Heeft verweerder de hoorplicht geschonden?
7. De rechtbank volgt eiser en referent niet in hun standpunt dat er sprake is van een schending van de hoorplicht. Op grond van artikel 7:3, aanhef en onder b, van de Awb kan van het horen van een belanghebbende worden afgezien indien het bezwaar kennelijk ongegrond is. De rechtbank is van oordeel dat eiser niets heeft aangevoerd in bezwaar dat afdoet aan de feiten waarop verweerder zijn conclusie van het verbreken van de feitelijke gezinsband heeft gebaseerd. Daarom was er geen twijfel over de conclusie dat het bezwaar van eiser (kennelijk) ongegrond was, waardoor verweerder met toepassing van artikel 7:3, aanhef en onder b, van de Awb van het horen heeft kunnen afzien.
Conclusie
8. Het beroep is ongegrond.
9. Voor een proceskostenveroordeling bestaat geen aanleiding.

Beslissing

De rechtbank verklaart het beroep ongegrond.
Deze uitspraak is gedaan door mr. J.L. Roubos, rechter, in aanwezigheid van mr.

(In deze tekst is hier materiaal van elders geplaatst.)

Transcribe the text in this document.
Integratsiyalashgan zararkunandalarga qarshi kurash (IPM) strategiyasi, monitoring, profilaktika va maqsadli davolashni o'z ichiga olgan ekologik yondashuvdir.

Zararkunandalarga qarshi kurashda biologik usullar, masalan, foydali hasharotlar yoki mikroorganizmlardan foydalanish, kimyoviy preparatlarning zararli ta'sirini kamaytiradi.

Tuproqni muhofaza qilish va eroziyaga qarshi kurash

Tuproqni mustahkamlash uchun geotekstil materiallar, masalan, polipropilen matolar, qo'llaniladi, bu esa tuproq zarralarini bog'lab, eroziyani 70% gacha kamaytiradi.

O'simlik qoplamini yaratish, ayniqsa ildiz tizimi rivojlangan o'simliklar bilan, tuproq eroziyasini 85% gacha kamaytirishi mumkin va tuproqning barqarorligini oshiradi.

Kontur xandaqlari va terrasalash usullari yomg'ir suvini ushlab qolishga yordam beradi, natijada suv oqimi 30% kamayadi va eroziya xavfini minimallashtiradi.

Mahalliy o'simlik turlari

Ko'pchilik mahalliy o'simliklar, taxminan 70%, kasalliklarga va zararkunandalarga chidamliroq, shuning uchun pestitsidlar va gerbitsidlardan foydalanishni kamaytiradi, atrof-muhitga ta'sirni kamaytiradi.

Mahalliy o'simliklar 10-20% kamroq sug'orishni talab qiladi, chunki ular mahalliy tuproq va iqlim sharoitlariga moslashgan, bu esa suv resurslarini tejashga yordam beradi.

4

N.F. van der Gouw, griffier.
De uitspraak is uitgesproken in het openbaar en bekendgemaakt op:
Rechtsmiddel
Tegen deze uitspraak kan binnen vier weken na de dag van verzending daarvan hoger beroep worden ingesteld bij de Afdeling bestuursrechtspraak van de Raad van State.

Voetnoten

1.Verdrag tot bescherming van de rechten van de mens en de fundamentele vrijheden.
2.Zie bijvoorbeeld de uitspraak van 9 november 2017, ECLI:NL:RVS:2017:3067.
3.Richtlijn 2003/86/EG van de Raad van 22 september 2003 inzake het recht op gezinshereniging.